Começa por invocar a Lei de Bases do Sistema Educativo para defender que, sendo as escolas privadas parte da rede escolar, o Estado não deveria construir escolas onde já existisse um qualquer colégio privado. Mas logo a seguir esta defesa do monopólio dos privados instalados nos seus feudos educativos dá lugar ao argumento inverso, o da “liberdade de escolha”, quando constata que, coexistindo em muitos pontos do país escolas públicas e privadas com contrato de associação, deve o Estado, num claro esbanjamento de recursos, financiar umas e outras.

Que o Governo agora arranjou dinheiro para celebrar contratos plurianuais com as escolas privadas, garantindo-lhes uma renda paga pelos contribuintes que sempre é melhor do que terem de ir aos “mercados” procurar alunos, é uma realidade que parece condizer com os “cofres cheios” de que falava em tempos a ministra Albuquerque.

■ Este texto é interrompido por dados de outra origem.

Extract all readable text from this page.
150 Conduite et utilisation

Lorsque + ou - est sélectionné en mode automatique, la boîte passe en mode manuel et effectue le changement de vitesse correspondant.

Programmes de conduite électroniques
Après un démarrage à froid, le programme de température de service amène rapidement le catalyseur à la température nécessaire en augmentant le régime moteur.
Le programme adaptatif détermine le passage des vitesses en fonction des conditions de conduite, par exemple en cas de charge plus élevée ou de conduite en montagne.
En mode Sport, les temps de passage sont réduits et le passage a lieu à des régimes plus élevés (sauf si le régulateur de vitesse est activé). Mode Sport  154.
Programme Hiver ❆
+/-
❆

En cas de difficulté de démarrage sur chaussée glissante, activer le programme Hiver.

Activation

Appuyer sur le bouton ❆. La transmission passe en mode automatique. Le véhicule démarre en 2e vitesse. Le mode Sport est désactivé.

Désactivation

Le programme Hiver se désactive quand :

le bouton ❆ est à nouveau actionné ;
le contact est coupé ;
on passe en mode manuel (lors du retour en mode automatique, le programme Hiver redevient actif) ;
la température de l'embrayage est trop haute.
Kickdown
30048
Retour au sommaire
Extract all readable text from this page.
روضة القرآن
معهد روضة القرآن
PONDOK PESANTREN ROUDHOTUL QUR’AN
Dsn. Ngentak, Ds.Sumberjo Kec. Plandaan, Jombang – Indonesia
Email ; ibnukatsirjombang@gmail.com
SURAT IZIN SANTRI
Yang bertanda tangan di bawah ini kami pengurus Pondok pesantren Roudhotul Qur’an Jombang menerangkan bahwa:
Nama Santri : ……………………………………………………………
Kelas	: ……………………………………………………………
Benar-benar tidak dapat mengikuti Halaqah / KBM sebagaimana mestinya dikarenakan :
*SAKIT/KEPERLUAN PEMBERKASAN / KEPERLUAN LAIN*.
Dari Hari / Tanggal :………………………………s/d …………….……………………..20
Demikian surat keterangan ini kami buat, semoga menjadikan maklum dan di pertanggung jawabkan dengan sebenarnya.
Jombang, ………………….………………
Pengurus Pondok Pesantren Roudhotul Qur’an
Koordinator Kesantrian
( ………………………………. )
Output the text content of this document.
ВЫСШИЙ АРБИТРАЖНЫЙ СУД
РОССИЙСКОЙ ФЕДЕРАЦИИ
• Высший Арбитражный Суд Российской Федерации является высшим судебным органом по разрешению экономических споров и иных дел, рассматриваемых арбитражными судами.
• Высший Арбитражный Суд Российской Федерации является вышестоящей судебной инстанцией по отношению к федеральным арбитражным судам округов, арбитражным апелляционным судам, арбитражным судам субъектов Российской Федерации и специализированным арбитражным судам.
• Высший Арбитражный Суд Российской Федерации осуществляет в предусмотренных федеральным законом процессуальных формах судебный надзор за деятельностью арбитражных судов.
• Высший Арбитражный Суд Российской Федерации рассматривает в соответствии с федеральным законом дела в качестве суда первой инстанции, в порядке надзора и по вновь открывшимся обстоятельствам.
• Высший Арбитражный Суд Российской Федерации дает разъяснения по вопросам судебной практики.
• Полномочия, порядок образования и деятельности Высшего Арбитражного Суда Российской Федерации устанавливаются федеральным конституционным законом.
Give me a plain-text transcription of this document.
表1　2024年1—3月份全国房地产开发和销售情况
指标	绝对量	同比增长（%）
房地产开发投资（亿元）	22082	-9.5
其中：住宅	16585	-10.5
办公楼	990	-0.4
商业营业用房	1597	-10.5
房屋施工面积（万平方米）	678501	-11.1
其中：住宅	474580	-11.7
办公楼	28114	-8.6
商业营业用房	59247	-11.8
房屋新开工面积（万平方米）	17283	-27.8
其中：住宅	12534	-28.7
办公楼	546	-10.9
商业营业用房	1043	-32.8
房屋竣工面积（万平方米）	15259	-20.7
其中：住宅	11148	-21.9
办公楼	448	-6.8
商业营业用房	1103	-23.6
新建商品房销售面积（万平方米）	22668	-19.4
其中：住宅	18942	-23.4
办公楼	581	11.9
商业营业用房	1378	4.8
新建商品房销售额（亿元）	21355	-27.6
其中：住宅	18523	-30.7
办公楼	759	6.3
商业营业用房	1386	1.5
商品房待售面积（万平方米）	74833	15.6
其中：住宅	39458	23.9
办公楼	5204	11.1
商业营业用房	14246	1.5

Que este dinheiro deveria ser investido na melhoria das escolas públicas em vez de estar a pagar um serviço que o Estado pode assegurar pelos seus próprios meios em vez de assumir encargos que transitarão para próximos governos e orçamentos parece-me também evidente.

Mas para os que falam de “escola pública, de propriedade privada” onde “os funcionários não são públicos” mas que prestam “ensino público pois é de escolas públicas que estamos a falar” torna-se claro que a lógica é uma batata. Ou melhor, que os verdadeiros fundamentos da sua política não são aqueles que fingem defender.